Reflections on this May Day

Submitted on
May Day Image

Dear Friends of MCC,

Grace and peace to you on this May Day—a day that has long stood as a witness to the dignity of labor—and on this Day Without Immigrants, when the absence of so many makes visible what has always been true: immigrants are not a margin to our common life. They are essential to it.

Scripture declares, “The stranger who resides with you shall be to you as the citizen among you; you shall love the stranger as yourself” (Leviticus 19:34). Not optional. Not conditional. Commanded.

And yet we are living in a time when voices grow louder that would have us forget. Rhetoric that diminishes. Narratives that distort. Policies that wound.

But the Church must not echo what heaven has already rejected.

Every person bears the image of God.
Every person carries dignity that cannot be stripped away.
Every person matters—fully, fiercely, and without exception.

And today, that truth was not only spoken—it was embodied.

Dozens of Twin Cities clergy and supporters gathered in prayer outside Hennepin County Medical Center, holding a 24-hour vigil. Praying not just for a hospital, but for what it represents: a place where the sick are treated, where the uninsured are not turned away, where dignity is practiced in real time.
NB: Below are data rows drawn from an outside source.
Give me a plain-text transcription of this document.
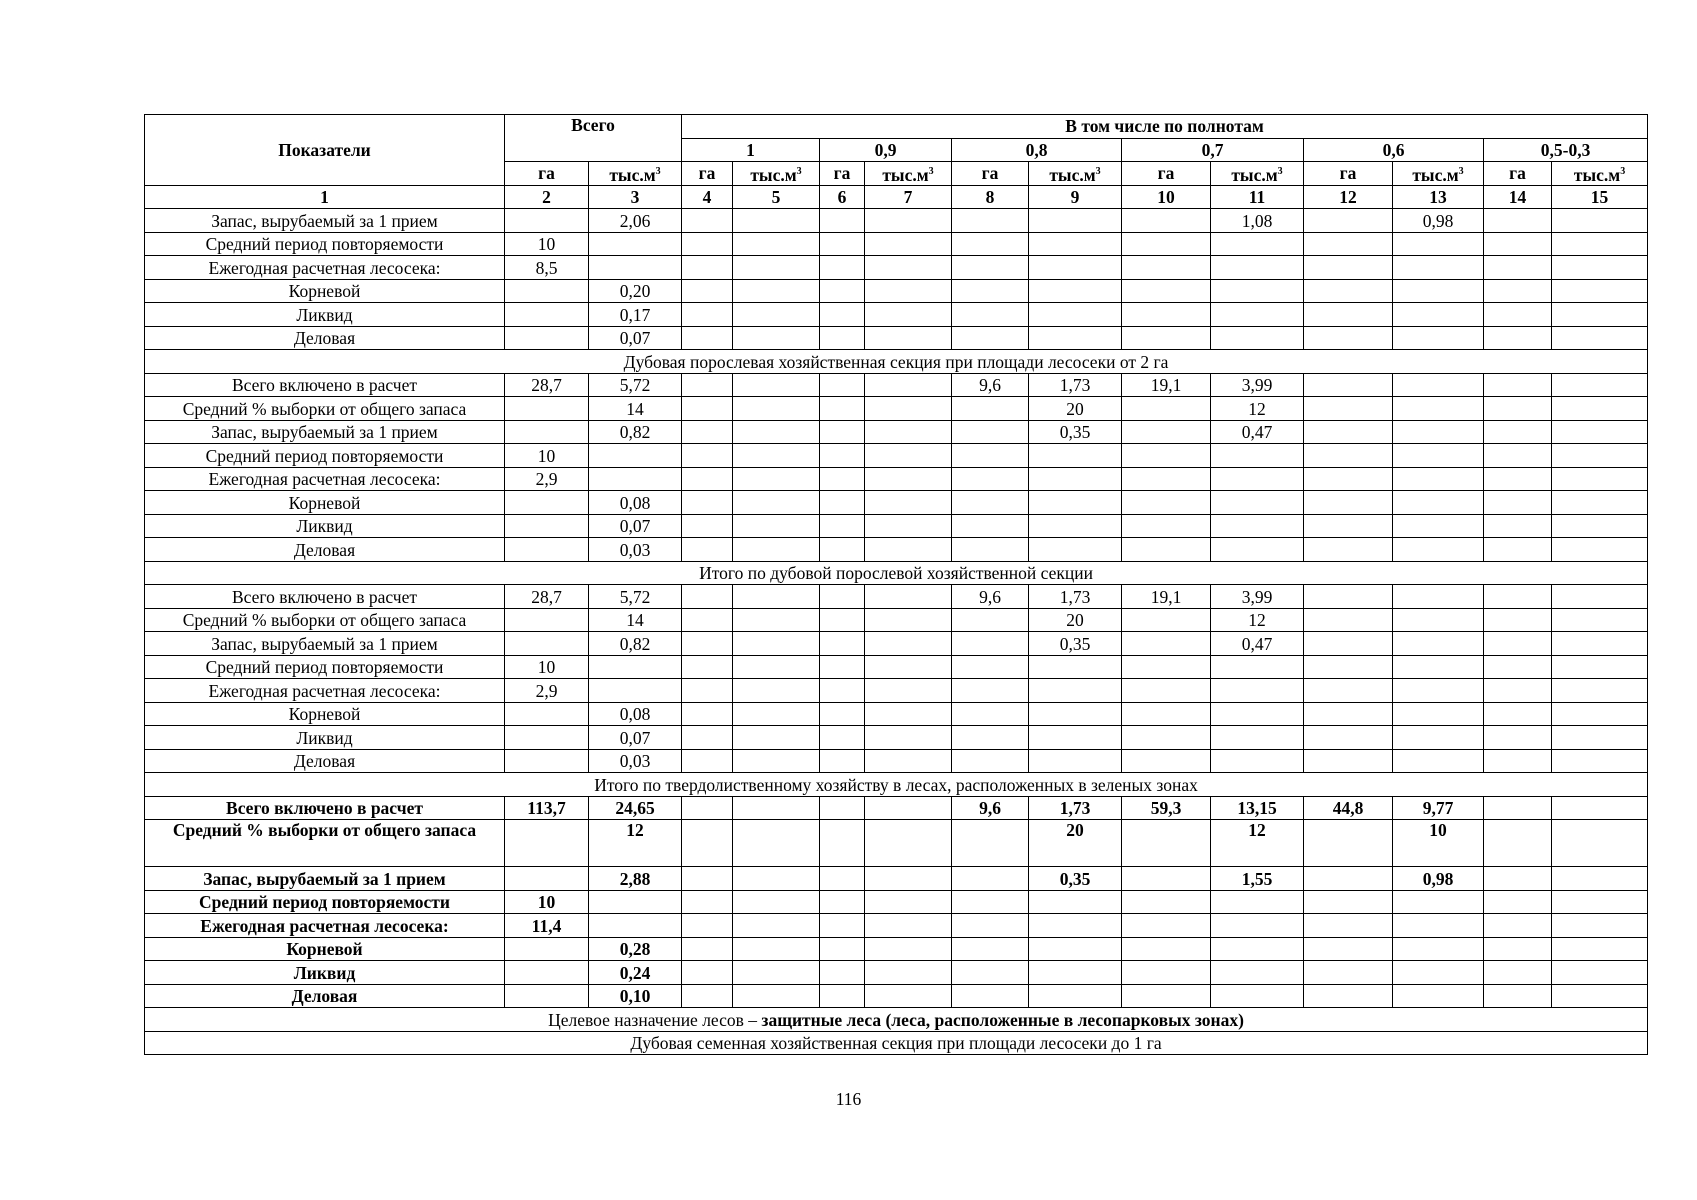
Показатели	Всего		В том числе по полнотам											
			1		0,9		0,8		0,7		0,6		0,5-0,3	
	га	$тыс.м^3$	га	$тыс.м^3$	га	$тыс.м^3$	га	$тыс.м^3$	га	$тыс.м^3$	га	$тыс.м^3$	га	$тыс.м^3$
1	2	3	4	5	6	7	8	9	10	11	12	13	14	15
Запас, вырубаемый за 1 прием		2,06								1,08		0,98		
Средний период повторяемости	10													
Ежегодная расчетная лесосека:	8,5													
Корневой		0,20												
Ликвид		0,17												
Деловая		0,07												
Дубовая порослевая хозяйственная секция при площади лесосеки от 2 га														
Всего включено в расчет	28,7	5,72					9,6	1,73	19,1	3,99				
Средний % выборки от общего запаса		14						20		12				
Запас, вырубаемый за 1 прием		0,82						0,35		0,47				
Средний период повторяемости	10													
Ежегодная расчетная лесосека:	2,9													
Корневой		0,08												
Ликвид		0,07												
Деловая		0,03												
Итого по дубовой порослевой хозяйственной секции														
Всего включено в расчет	28,7	5,72					9,6	1,73	19,1	3,99				
Средний % выборки от общего запаса		14						20		12				
Запас, вырубаемый за 1 прием		0,82						0,35		0,47				
Средний период повторяемости	10													
Ежегодная расчетная лесосека:	2,9													
Корневой		0,08												
Ликвид		0,07												
Деловая		0,03												
Итого по твердолиственному хозяйству в лесах, расположенных в зеленых зонах														
Всего включено в расчет	113,7	24,65					9,6	1,73	59,3	13,15	44,8	9,77		
Средний % выборки от общего запаса		12						20		12		10		
Запас, вырубаемый за 1 прием		2,88						0,35		1,55		0,98		
Средний период повторяемости	10													
Ежегодная расчетная лесосека:	11,4													
Корневой		0,28												
Ликвид		0,24												
Деловая		0,10												
Целевое назначение лесов – защитные леса (леса, расположенные в лесопарковых зонах)														
Дубовая семенная хозяйственная секция при площади лесосеки до 1 га														
116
We must tell the truth about this moment.

HCMC—our state’s largest trauma center, a training ground for healers, a lifeline for the most vulnerable—is under strain. Federal cuts. Rising uncompensated care. Systems that reward profit over people. And still, it serves.

Still, it shows up.
Still, it heals.
Still, it bears the weight.

And the Gospel meets us right here.

“I was sick and you took care of me” (Matthew 25:36).

Not when it was easy.
Not when it was profitable.
But because it was right.

If we are honest, we are living in a society that too often treats healthcare as a privilege instead of a right. But our faith will not allow us to make peace with that. The image of God does not require insurance coverage. Human dignity is not subject to budget negotiations.

So we pray.
And we speak.
And we advocate.

Because Gospel accountability demands it.

I also cannot speak in this moment without naming what weighs heavily on my spirit.

As a Black woman.
As a religious leader.
As one shaped by the witness of the Black Church and the sacrifice of those who marched, prayed, and bled for the Voting Rights Act—

I am grieved. And I am troubled.

To hear language that suggests racism is no longer a force in this nation, while decisions continue to fall hardest on Black and brown communities, is more than troubling—it is dangerous. It is a rewriting of reality. It is a turning away from truth.

And if we are not careful, it is a slow drift—back toward systems that look and feel like caste, shaped by the same old roots of exclusion and white supremacy.

But hear me clearly:

We remember.

We remember who we are.
We remember where we have come from.
We remember the God who brought us through.

And because we remember—we do not lose hope.

The prophet Amos still cries out: “Let justice roll down like waters, and righteousness like an ever-flowing stream” (Amos 5:24).

Not a trickle.
Not a moment.
A movement.

And Jesus reminds us that what we do for the least of these—the stranger, the sick, the vulnerable—we do unto Him.

So on this day, we stand in that truth.

We affirm that immigrants are beloved of God.
We affirm that the sick and vulnerable are worthy of care.
We affirm that Black and brown lives are sacred.
We affirm that justice is not behind us—it is still calling us forward.

The winds may be strong—but they are not final.
The rhetoric may be loud—but it is not ultimate.
Because the last word belongs to God.

And that word is justice.
That word is mercy.
That word is life.

So we will labor.
We will pray.
We will speak.
We will stand.

And we will do so with prophetic hope—not shallow optimism, but deep, rooted, unshakable faith—that justice will have the final word.

“For we walk by faith, not by sight” (2 Corinthians 5:7).

And by faith—we will keep walking. Together.